The PBSC transplant procedure begins when the donor is injected with a growth factor, which causes stem cells to multiply and be released from the marrow into the blood stream. This is done because stem cells normally present in peripheral blood circulate in much lower concentrations than in marrow. The relatively small number of stem cells found in peripheral blood before the growth factor is given makes it difficult to collect enough cells for a successful transplant. The donor, therefore, is injected with the growth factor for 5 consecutive days. This may cause some side effects such as bone or muscle aches, headaches and fatigue.

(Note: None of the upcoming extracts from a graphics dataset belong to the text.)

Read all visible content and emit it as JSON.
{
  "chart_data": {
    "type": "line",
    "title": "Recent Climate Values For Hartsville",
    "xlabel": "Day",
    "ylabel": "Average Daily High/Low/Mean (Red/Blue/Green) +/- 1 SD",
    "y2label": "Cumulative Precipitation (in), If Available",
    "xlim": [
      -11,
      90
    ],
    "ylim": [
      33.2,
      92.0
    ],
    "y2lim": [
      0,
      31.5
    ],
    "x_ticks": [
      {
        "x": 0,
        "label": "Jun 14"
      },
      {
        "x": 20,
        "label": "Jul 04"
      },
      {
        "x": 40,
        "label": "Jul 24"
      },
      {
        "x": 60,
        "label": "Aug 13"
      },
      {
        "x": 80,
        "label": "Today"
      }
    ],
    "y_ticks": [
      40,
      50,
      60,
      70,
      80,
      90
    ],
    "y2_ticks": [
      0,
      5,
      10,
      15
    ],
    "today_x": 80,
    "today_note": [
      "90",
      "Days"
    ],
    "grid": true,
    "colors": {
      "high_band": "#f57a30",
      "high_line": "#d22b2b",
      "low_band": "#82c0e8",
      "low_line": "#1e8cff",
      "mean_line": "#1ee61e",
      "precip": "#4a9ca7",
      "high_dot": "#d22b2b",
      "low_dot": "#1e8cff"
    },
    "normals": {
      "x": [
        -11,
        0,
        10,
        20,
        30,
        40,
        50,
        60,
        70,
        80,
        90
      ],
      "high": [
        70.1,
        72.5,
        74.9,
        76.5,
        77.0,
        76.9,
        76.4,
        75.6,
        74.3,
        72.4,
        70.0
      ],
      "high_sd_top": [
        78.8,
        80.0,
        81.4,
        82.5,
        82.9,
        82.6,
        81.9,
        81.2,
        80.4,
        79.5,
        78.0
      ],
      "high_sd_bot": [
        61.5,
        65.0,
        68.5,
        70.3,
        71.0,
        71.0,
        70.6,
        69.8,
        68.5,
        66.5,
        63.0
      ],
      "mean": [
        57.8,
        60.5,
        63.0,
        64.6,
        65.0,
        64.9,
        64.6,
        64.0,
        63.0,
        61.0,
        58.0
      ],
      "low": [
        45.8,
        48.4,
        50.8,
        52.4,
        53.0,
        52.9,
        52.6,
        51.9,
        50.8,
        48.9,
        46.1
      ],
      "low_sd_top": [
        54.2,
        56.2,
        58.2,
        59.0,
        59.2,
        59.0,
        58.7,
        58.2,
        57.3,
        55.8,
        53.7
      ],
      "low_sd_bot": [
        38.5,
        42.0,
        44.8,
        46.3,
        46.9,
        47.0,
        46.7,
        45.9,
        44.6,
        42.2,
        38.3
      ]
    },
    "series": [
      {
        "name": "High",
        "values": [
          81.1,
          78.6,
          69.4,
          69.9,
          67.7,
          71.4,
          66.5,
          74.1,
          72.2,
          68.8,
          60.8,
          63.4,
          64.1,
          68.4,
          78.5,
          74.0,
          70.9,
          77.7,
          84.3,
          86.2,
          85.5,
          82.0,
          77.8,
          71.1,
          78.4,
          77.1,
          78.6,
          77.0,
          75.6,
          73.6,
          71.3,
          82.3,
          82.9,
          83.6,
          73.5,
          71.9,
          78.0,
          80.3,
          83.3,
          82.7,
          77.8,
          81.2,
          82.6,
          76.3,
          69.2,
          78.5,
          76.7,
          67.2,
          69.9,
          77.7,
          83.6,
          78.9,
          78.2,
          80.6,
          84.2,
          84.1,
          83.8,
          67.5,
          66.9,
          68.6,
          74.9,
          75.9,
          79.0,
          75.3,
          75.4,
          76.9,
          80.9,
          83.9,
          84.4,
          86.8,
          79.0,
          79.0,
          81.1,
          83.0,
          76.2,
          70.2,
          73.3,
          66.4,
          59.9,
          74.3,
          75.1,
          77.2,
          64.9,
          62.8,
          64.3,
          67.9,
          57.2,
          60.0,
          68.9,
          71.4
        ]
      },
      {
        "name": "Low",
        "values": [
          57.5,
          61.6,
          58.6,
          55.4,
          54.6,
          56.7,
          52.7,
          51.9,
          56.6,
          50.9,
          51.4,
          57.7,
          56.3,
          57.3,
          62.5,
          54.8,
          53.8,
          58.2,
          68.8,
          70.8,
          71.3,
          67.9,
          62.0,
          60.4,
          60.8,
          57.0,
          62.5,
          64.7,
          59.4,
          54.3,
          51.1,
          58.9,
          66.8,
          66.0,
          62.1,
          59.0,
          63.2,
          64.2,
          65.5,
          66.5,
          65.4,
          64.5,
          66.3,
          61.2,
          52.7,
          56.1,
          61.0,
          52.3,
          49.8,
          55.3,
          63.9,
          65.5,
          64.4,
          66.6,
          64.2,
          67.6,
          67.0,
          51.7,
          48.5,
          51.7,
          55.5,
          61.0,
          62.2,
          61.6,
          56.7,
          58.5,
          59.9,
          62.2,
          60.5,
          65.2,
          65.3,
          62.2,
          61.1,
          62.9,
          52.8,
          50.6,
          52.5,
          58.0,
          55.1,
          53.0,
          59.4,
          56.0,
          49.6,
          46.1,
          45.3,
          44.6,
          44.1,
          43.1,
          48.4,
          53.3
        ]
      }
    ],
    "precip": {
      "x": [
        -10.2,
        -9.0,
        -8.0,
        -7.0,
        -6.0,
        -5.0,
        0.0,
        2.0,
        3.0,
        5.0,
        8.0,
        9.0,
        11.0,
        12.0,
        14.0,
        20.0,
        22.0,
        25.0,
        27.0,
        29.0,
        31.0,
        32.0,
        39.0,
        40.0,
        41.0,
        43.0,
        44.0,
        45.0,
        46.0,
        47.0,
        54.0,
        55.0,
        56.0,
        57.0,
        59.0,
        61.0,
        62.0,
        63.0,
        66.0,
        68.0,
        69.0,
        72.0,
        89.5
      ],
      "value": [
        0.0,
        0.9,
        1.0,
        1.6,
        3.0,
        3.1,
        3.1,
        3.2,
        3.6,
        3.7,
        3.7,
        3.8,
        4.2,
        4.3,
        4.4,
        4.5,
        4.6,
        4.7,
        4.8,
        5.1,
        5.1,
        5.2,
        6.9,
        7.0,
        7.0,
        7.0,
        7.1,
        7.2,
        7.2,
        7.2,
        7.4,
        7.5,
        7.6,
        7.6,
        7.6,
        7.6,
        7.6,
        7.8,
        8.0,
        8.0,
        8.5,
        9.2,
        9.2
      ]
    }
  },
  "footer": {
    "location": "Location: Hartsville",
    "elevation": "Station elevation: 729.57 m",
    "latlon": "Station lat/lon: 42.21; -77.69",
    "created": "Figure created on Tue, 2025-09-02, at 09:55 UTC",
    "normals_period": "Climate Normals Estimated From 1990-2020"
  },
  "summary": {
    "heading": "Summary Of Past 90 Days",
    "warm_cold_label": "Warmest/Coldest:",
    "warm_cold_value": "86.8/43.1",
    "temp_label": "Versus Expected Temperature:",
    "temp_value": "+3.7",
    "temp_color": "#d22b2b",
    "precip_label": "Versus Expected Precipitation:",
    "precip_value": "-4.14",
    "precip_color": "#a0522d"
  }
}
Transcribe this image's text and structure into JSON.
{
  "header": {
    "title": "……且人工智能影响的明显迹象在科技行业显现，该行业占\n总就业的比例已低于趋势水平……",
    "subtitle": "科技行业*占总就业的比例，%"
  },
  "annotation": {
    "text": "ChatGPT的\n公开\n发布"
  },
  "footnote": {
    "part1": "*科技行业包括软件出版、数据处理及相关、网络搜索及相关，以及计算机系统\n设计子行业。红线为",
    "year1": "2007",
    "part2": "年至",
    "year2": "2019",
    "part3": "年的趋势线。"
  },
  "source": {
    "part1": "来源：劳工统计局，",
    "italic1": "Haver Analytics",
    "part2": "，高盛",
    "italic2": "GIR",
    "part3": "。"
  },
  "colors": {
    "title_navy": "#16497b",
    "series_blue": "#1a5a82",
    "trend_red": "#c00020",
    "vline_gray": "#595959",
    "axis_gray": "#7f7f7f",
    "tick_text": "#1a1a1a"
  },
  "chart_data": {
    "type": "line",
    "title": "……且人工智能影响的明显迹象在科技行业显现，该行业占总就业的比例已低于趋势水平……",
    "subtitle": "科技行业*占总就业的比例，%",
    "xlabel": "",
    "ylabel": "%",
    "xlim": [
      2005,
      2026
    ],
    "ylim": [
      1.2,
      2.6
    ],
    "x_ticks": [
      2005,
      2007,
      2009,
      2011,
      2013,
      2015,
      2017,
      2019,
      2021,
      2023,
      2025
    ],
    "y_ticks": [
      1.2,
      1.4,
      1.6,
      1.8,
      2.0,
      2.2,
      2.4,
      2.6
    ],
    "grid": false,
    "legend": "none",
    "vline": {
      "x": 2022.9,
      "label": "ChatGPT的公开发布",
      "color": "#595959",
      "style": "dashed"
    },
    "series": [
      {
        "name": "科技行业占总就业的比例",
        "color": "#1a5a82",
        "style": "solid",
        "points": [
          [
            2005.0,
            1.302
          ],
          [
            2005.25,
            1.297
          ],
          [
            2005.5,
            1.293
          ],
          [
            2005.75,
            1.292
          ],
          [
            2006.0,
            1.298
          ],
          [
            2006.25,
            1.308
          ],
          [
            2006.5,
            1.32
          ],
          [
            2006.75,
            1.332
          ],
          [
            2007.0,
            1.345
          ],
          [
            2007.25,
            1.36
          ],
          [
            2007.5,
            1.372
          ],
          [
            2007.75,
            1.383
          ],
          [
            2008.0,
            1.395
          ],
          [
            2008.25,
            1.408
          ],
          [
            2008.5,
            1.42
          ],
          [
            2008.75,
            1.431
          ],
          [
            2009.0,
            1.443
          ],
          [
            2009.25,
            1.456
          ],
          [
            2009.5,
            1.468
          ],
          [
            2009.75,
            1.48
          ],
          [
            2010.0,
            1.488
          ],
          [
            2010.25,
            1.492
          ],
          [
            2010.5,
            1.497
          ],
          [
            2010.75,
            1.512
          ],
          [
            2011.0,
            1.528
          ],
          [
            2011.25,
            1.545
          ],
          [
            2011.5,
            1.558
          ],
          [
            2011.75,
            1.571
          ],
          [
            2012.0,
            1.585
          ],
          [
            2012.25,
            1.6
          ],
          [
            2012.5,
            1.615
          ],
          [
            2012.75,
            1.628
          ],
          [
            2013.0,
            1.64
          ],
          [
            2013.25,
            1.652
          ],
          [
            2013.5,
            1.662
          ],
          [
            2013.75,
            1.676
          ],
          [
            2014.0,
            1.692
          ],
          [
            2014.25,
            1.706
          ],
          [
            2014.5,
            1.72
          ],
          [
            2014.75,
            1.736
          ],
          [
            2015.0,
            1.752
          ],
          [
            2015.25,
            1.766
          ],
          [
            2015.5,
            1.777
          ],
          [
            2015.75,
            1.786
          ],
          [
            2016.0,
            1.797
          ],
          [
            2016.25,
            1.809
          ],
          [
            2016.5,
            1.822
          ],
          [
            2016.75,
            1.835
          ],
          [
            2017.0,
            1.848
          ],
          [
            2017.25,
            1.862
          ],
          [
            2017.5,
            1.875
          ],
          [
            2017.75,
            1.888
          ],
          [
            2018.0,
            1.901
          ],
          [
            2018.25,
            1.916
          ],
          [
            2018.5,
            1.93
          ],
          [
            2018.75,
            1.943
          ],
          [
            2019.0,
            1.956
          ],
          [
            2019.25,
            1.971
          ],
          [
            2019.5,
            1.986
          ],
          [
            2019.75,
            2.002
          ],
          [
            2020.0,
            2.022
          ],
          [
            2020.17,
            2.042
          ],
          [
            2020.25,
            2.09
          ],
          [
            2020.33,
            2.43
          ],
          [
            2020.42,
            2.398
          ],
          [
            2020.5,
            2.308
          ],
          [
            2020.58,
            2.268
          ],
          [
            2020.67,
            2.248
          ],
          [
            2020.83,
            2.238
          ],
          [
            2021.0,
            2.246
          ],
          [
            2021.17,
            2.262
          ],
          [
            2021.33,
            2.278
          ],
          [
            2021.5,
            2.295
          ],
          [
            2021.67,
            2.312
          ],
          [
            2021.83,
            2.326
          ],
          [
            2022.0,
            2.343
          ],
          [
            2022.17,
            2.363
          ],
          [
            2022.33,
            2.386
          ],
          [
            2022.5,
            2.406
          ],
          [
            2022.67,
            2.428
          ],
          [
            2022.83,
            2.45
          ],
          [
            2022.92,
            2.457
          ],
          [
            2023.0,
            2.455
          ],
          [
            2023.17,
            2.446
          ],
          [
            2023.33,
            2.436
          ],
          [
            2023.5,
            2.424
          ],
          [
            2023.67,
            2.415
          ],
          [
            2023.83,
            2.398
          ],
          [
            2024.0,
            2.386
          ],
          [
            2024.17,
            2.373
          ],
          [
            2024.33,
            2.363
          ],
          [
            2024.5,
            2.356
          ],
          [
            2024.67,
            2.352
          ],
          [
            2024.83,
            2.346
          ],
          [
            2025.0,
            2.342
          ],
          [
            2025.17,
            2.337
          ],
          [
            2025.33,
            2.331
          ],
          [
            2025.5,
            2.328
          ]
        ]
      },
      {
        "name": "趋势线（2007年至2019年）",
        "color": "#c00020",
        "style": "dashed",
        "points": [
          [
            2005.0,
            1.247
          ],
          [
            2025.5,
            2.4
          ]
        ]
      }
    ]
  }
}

Peripheral blood stem cells are harvested in a nonsurgical process called apheresis or leuka-pheresis. The procedure is similar to one used by blood centers to collect platelets, in which blood is removed from a large vein in one arm and is sent to a machine that separates out cells by centrifugal force. The remaining blood is returned through a tube to the other arm. Typically, apheresis takes about 3 to 4 hours to complete. Sometimes, stem cells can't be collected using the veins in the forearm, therefore a plastic tube called a central line is placed in the femoral vein, located in the groin area. NMDP literature says 1 in 6 PBSC donors require a central line.

In an NMDP survey of volunteer donors provided with information comparing marrow and PBSC donation, 59 percent say they would be open to considering a PBSC donation.

The Few, the Proud, the Ex-Navy Man

By Rich McManus

Richard Haddon of Woodbridge, Va., works for a company that burns trash to generate electric power, so he already knows about the advantages of recycling. For the second time in less than a year, he visited NIH recently to "recycle" his own stem cells -- they are helping cure a woman in Europe of chronic myelogenous leukemia.

Last April, he underwent surgery here to harvest stem cells from his bone marrow. He happens to share tissue type (human leukocyte antigens) with a woman overseas dying of leukemia. The woman now shows no trace of leukemia, but signs of rejection of Haddon's marrow are appearing, so she needs a reinfusion of the "good guy" cells that help build blood cells and reconstitute her immune system.

Dr. Susan Leitman, head of the blood services section in the CC's department of transfusion medicine, checks on Haddon during a 5-hour harvesting procedure.

Thanks to peripheral blood stem cell (PBSC) transplantation, Haddon can offer a "booster" dose of cells more painlessly than the initial operation. On Oct. 6, in a 5-hour procedure in the Clinical Center, Haddon contributed PBSCs that were hand-carried on a flight that evening to Europe. The recipient got them via infusion the following morning.

Just 8 months ago, Haddon would have been asked to undergo a second surgical harvest if the first one didn't "take." That was before the NIH Blood Bank adopted PBSC transplants for certain situations.

"This is the ideal situation in which to give blood-derived stem cells," said Dr. Susan Leitman, head of the blood services section in the department of transfusion medicine. "They engraft quicker, the donor doesn't need to go to the operating room again, and there's no anesthesia involved."

Haddon did have to take a 5-day course of a blood cell growth factor delivered via injection, to stimulate his circulating PBSCs. "This gives a 50- to 100-fold increase in PBSC's," explained Leitman. The factor has some minor side effects: "The worst part is the headache," said Haddon. "It's not like a normal one. It's more like a fog. There's also some achiness in my back and knees. You just feel 'off' while you're taking it." Patients typically recover within 24 hours of the harvest, noted Leitman. "With PBSC transplantation, the discomfort comes before you donate, whereas with marrow donation, the pain comes after," she said.

An ex-Navy man, Haddon brushed off the blahs. Compared to the benefits, it was clearly no big deal.